Millican Dalton (*1867-✝1947) started work in London as an insurance clerk when he was a young man. He was a keen cyclist, camper and climber. At the age of 36 he felt constrained by humdrum work life and bowed out, a radical act for his times. He changed to a simple life of self-sufficiency, built a forest hut in Buckinghamshire where he lived during the winter months, and camped in the Lake District during the summer. he baked his own bread, manufactured his own clothes with a sewing machine, and followed a healthy natural diet. He called himself “Professor of Adventure” and began offering adventure trips to outdoor lovers. He led parties in rafting and climbing, and even guided mountaineering trips in the Swiss Alps. He delighted in campfire conversations and offered his services to young women long before this became socially acceptable. At this time women were not accepted as mountaineers, but he taught rock-climbing to his female charges, and allowed them to lead when their climbing skills permitted.
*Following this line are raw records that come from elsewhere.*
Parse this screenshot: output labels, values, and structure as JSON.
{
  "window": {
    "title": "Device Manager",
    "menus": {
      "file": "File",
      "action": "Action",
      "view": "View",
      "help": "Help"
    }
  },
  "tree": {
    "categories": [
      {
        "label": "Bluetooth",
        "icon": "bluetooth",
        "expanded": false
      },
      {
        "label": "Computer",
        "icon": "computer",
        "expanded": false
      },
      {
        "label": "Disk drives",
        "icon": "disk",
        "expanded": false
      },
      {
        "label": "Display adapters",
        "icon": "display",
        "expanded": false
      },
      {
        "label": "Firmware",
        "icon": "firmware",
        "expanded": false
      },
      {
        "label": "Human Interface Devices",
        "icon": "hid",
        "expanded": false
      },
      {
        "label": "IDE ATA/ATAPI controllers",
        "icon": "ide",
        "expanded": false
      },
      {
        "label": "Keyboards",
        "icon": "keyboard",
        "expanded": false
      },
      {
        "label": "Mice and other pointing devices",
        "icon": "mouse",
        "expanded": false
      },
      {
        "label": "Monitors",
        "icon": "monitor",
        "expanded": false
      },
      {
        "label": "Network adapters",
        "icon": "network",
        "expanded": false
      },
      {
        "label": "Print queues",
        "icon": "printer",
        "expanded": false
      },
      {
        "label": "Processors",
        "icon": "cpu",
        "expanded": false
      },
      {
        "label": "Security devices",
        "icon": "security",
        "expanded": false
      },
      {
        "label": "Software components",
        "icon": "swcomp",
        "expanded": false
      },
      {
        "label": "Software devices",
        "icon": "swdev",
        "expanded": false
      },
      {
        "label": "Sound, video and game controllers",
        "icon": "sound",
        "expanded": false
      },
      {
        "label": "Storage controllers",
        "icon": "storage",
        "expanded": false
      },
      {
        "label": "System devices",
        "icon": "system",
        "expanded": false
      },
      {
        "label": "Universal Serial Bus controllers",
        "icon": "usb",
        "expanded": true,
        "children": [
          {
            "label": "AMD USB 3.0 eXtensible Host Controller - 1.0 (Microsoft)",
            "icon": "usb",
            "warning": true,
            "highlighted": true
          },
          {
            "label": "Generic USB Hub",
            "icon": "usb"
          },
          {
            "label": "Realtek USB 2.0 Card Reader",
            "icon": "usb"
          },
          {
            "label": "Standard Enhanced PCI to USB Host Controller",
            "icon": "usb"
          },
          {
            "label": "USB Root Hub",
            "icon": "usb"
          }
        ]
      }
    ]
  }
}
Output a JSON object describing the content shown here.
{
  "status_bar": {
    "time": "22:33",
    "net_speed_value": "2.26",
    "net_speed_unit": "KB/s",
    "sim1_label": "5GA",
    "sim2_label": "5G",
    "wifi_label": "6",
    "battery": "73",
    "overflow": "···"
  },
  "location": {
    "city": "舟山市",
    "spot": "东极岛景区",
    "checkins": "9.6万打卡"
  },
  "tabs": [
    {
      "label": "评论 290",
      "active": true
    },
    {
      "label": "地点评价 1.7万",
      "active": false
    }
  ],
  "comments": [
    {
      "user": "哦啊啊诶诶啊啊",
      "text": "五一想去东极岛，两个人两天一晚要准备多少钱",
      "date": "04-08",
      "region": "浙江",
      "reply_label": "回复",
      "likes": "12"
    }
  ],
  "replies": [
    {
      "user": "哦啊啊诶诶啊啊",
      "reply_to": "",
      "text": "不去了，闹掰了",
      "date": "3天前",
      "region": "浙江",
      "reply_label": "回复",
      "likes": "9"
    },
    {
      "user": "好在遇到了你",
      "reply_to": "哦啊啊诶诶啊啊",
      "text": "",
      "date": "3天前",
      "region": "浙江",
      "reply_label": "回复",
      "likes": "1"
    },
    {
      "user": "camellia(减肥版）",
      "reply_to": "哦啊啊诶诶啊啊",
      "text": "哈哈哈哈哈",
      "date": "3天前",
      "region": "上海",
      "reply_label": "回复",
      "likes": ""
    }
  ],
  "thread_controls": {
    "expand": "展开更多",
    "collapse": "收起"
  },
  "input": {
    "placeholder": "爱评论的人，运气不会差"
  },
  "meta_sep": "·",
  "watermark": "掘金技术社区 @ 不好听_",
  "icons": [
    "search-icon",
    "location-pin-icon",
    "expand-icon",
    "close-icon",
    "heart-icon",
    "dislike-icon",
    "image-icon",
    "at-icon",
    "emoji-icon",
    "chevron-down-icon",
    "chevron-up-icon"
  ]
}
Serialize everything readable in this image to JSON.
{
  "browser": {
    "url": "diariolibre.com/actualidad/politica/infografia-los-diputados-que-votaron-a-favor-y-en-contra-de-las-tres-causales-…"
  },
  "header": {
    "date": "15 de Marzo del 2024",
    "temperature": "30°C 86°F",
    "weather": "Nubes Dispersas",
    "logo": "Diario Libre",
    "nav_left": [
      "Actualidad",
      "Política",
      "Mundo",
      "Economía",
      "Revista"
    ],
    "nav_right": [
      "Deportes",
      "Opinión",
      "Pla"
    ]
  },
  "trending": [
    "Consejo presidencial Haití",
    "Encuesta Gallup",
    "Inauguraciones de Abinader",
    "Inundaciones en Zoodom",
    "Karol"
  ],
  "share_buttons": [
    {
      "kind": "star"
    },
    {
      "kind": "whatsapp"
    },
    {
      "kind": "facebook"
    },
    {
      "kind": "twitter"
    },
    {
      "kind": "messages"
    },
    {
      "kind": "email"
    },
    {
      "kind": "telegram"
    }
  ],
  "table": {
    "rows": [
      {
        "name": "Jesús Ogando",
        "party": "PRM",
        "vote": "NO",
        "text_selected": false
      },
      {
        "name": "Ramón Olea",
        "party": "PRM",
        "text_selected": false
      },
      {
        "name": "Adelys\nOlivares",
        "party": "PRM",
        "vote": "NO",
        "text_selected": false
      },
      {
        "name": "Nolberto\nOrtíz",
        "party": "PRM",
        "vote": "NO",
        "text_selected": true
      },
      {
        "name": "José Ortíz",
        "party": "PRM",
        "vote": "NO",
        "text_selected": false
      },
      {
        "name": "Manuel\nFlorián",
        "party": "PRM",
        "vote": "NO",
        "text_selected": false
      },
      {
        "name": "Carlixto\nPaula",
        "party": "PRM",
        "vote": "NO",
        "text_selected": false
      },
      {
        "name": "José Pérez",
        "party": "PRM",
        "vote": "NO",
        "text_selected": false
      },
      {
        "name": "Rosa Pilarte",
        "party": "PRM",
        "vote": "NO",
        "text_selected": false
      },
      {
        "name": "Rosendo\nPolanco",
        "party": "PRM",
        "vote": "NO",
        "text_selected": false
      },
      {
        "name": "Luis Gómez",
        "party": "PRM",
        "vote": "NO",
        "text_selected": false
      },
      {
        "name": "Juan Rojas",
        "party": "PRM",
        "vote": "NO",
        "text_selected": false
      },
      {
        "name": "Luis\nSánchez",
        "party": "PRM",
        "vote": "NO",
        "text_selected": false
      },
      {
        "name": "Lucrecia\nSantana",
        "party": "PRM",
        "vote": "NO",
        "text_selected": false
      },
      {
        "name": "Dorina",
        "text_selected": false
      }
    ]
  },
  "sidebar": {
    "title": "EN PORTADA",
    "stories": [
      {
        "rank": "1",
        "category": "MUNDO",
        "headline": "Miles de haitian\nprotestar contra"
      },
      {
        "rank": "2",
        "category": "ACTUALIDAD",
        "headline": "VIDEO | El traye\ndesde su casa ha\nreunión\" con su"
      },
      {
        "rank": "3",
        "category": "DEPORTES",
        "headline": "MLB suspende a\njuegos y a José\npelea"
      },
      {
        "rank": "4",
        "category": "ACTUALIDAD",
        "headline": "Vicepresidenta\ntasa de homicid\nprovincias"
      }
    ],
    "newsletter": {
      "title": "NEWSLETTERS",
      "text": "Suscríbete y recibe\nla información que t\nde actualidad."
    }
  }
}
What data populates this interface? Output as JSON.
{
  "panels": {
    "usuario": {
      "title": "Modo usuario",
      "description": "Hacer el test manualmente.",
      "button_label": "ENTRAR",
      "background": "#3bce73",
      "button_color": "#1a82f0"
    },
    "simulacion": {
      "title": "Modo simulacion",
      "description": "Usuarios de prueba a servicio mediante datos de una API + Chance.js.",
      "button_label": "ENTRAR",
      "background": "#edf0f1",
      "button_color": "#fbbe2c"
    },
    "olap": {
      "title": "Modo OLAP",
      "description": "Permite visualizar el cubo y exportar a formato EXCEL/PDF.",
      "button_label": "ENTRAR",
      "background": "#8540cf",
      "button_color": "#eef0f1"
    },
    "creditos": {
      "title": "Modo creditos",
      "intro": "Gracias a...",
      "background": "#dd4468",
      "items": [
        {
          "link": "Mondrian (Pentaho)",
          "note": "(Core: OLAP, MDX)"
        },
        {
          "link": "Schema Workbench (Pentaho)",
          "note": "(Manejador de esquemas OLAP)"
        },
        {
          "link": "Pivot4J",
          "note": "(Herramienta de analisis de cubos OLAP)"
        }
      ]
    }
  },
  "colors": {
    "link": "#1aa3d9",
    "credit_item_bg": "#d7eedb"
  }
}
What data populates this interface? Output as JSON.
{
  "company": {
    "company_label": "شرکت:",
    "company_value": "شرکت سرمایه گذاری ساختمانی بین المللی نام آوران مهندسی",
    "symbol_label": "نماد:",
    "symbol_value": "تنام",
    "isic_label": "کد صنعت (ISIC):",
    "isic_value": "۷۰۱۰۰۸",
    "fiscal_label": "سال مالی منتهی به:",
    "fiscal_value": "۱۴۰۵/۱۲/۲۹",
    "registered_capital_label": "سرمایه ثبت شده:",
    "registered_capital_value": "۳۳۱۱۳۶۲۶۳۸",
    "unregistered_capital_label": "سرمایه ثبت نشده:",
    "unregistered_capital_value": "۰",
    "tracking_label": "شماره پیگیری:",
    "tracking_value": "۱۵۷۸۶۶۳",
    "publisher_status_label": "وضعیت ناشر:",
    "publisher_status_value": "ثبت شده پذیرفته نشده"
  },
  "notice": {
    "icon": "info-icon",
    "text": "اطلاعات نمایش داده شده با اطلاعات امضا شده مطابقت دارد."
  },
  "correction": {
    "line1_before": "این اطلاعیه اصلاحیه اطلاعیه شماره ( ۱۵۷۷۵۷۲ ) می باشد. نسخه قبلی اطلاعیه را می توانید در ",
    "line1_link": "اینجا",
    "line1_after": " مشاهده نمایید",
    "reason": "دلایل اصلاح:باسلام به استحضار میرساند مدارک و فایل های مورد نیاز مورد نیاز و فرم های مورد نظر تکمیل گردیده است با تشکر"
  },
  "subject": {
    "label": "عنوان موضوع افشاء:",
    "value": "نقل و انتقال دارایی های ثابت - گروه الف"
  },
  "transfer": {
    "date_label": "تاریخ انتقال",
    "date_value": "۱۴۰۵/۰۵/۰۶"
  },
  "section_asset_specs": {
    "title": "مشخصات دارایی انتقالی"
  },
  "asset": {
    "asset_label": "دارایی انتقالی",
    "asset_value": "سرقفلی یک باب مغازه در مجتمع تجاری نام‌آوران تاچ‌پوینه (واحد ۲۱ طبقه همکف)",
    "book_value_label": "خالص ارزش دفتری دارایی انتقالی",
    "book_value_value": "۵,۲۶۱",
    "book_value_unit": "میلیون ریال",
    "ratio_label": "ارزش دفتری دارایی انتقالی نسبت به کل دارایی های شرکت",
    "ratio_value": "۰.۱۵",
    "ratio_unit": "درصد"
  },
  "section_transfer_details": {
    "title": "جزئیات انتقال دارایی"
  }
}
When he died aged 79 in a hospital in 1947, his cave soon became a site of pilgrimage. It has two interconnected split-levelled chambers. In the upper chamber he etched an epitaph into the wall “Don’t Waste Words, Jump to Conclusions”. And he left another riddle, a book lay uncompleted by his bedside titled “Philosophy of Life”, containing his observations based on thirty years living in the wilderness. But the book vanished and has never been found.